With Airtable we are able to:

  • Develop our own customized solution that helped us with our timeline of steps. In it, we have views for each of those 11 steps, and we organize them in a way that whenever one step is over, the fashion product automatically appears on the visualization of the next step. Using the checkbox fields available in the tool, we can make sure every dependent step is complete before the next step.
  • Create quick analyses. We use the “block sessions” feature to create quick reports for each type of user, which gives us more information on what has already been completed and what has yet to be done.
Screenshots of three reports made on the Airtable platform, at the photo shoot, editing, and product activation steps. These reports allow us to keep track of our new products as they pass through the steps required to arrive on the website.
  • Minimizing labor-intensive steps. Instead of manually inputting each product, with the app, we can simply scan the barcode to “check-in” items upon arrival at the studio.

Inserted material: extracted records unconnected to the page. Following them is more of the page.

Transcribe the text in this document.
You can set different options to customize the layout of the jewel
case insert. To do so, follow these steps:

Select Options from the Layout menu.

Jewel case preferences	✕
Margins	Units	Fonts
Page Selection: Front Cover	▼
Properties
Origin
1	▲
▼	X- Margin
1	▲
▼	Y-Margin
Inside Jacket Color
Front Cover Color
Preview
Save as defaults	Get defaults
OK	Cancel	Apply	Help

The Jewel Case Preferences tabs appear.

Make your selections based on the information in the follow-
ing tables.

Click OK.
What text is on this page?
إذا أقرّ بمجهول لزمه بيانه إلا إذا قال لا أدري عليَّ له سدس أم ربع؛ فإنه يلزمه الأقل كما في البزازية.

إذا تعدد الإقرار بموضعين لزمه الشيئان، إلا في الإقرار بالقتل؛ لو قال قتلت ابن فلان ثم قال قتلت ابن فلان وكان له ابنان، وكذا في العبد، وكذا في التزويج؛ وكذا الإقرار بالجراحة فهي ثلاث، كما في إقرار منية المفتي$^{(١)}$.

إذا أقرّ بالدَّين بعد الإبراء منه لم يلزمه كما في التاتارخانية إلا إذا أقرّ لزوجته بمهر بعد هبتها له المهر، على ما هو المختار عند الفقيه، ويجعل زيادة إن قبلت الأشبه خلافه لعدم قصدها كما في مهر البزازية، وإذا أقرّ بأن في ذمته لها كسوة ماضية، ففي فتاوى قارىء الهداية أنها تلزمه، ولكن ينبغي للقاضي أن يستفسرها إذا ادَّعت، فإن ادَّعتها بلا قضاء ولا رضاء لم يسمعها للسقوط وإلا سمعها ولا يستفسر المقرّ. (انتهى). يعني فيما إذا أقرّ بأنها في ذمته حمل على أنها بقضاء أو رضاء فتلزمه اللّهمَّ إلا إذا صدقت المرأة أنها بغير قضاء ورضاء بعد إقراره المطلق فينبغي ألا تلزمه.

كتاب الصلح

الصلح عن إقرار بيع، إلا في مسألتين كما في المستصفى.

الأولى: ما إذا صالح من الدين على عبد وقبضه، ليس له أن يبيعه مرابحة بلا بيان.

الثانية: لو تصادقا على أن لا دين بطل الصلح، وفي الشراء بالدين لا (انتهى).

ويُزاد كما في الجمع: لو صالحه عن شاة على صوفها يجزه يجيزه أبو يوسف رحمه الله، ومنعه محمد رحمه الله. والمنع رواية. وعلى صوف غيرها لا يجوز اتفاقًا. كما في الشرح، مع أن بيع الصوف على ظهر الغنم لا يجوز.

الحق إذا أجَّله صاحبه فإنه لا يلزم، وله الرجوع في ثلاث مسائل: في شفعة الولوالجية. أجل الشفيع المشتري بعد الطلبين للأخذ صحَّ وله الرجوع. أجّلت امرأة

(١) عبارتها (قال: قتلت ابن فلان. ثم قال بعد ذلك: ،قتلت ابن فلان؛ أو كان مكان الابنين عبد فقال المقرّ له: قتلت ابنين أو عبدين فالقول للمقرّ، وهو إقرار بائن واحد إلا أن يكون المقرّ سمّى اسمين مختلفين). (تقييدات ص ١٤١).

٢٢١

All that was left was the connection to our internal database, and here’s where I fit in in this whole process.

When I stepped in, the tool was already being used and we were gaining a lot of efficiency and clarity. But the studio team could only take photos of products that had been manually pre-registered on Airtable.

How did we make the upload and update processes automatic?

The solution for this connection involved the use of Airtable’s API, as well as Looker’s API, (where all of our ETLs reside).

We developed a solution with Python that extracts everything we need from Looker, transforms it, and delivers it to Airtable in a specific table. Therefore, we can skip the manual pre-registration, and the information on Airtable is automatically updated.

In the transformation, we deal with all of our business rules. In our context, that can be anything from filtering which products are available for a potential shooting, to understanding how our barcode system works. It also means understanding how to better structure data so the updates needed are less time-consuming. For example, we transformed all the numerical data to ranges, turning it into categorical data. That makes the update process faster, and it doesn’t make a big difference for the final user.

Airtable is collaborative and is used by multiple people, so, something we’ve worried about was not losing the historical data we have stored there. To make sure that doesn’t happen, we have a copy of everything in our Data Lake. Now, we can also make further analyses and join data with other metrics on Looker.

Make it simple

We built everything in a way that was modular and reusable (in fact, we now have four similar solutions being used throughout the company in other contexts), and we’ve scheduled it in our “Less Server” solution (from which you can read more on here).

By building our own personalized Airtable and Looker functions, which serve perfectly for our needs, we can re-use them later when working on other projects. This makes things easier for our team, giving us the opportunity to tackle new challenges instead of just solving the same problem over and over again.

Conclusion

With this new process, we have 38% more styles going active in 5 business days than before, and all product descriptions are able to be completed before the product arrives in the studio⁠ — something we were rarely able to do before. We can attribute our improving NPS (which saw a 2 point growth in 2019) to projects like this.

As a plus: Less bureaucracy, giving the team more time to focus on creative details that had been previously skipped due to the tight schedule. Since we launched this tech upgrade, the studio has been able to think about things like new props, angles, and backgrounds. It’s safe to say that our lookbook is looking better than ever.

A comparison of our stills and lookbook images before and after the upgrade.

The new process has also led the AMARO team to consider Rapid Application Development as a solution to become more agile and create value in short cycles, using tools such as Airtable, among others currently available in our CX Tech Stack.